McKillip J L, Jaykus L A, Drake M
Department of Food Science and Technology, Southeast Dairy Foods Research Center, Mississippi State University, Mississippi 39762, USA.
J Food Prot. 1999 Aug;62(8):839-44. doi: 10.4315/0362-028x-62.8.839.
Polymerase chain reaction (PCR) and reverse transcriptase (RT)-PCR using primers targeting 16S rRNA sequences in Escherichia coli O157:H7 were applied to monitor the stability of rDNA and rRNA in cells killed by mild heat treatment (60 degrees C) in skim milk. Serial dilutions of purified RNA and DNA from E. coli O157:H7 in skim milk were amplified by RT-PCR or PCR, respectively, before heat treatment and at time points 0, 6, 12, 24, and 48 h after heating. In general, DNA-PCR provided stronger amplification signals compared to RT-PCR at the corresponding time points with the same PCR primer set, indicating a lower efficiency of RNA amplification compared to that of DNA. Ribosomal RNA and rDNA could be amplified by RT-PCR or PCR from both viable and dead cells throughout the 48-h posttreatment holding period. For RT-PCR, amplification signals decreased in intensity with increased holding time, while the efficiency of amplification of DNA sequences from dead cells remained fairly stable throughout the study. DNA persistence was greater than that of rRNA following cell death by mild heat treatment in skim milk. Skim milk did not appear to accelerate nucleic acid degradation. While rRNA was less stable than DNA, its detection by RT-PCR may not be appropriate as an exclusive indicator of cell viability in minimally processed foods.

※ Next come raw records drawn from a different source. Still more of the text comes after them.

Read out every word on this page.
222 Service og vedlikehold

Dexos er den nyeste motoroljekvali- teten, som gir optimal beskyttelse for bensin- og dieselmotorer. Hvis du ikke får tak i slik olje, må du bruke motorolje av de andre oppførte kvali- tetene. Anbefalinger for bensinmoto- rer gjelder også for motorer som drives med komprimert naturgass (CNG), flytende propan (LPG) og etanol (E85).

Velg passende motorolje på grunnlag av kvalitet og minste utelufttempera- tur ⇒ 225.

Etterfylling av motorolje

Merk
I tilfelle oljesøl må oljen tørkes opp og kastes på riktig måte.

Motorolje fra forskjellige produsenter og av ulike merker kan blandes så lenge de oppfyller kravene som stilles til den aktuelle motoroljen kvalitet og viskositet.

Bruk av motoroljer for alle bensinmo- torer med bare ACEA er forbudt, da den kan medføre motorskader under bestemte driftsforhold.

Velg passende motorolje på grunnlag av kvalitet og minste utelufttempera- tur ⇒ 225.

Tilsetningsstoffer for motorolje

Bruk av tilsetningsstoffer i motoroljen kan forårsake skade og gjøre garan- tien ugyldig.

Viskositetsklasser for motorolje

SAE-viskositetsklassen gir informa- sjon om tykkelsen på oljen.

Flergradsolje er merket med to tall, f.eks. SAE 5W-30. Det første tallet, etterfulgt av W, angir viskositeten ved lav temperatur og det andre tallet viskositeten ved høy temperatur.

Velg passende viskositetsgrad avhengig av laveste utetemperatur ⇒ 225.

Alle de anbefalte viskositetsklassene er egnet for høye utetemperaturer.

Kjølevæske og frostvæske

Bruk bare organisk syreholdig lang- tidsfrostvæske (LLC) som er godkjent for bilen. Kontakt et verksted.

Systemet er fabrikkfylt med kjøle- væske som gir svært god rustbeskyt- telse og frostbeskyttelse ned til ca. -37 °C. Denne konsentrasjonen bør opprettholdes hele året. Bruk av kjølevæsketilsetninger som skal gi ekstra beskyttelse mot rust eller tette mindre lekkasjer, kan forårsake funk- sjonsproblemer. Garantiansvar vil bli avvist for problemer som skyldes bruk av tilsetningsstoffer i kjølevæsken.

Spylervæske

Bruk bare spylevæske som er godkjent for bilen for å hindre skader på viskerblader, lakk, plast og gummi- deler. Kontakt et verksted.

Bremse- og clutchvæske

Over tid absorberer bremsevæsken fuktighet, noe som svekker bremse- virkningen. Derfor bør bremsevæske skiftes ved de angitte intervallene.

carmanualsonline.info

使用靶向大肠杆菌O157:H7中16S rRNA序列的引物进行聚合酶链反应(PCR)和逆转录酶(RT)-PCR,以监测脱脂乳中经温和热处理(60℃)杀死的细胞中rDNA和rRNA的稳定性。在热处理前以及加热后0、6、12、24和48小时的时间点,分别通过RT-PCR或PCR对脱脂乳中大肠杆菌O157:H7的纯化RNA和DNA的系列稀释液进行扩增。一般来说,在相同PCR引物组的相应时间点,与RT-PCR相比,DNA-PCR提供更强的扩增信号,表明RNA扩增效率低于DNA。在整个48小时的处理后保存期内,核糖体RNA和rDNA均可通过RT-PCR或PCR从活细胞和死细胞中扩增出来。对于RT-PCR,扩增信号强度随保存时间延长而降低,而在整个研究过程中,死细胞DNA序列的扩增效率保持相当稳定。在脱脂乳中经温和热处理导致细胞死亡后,DNA的持久性大于rRNA。脱脂乳似乎不会加速核酸降解。虽然rRNA比DNA更不稳定,但通过RT-PCR检测rRNA可能不适宜作为最低限度加工食品中细胞活力的唯一指标。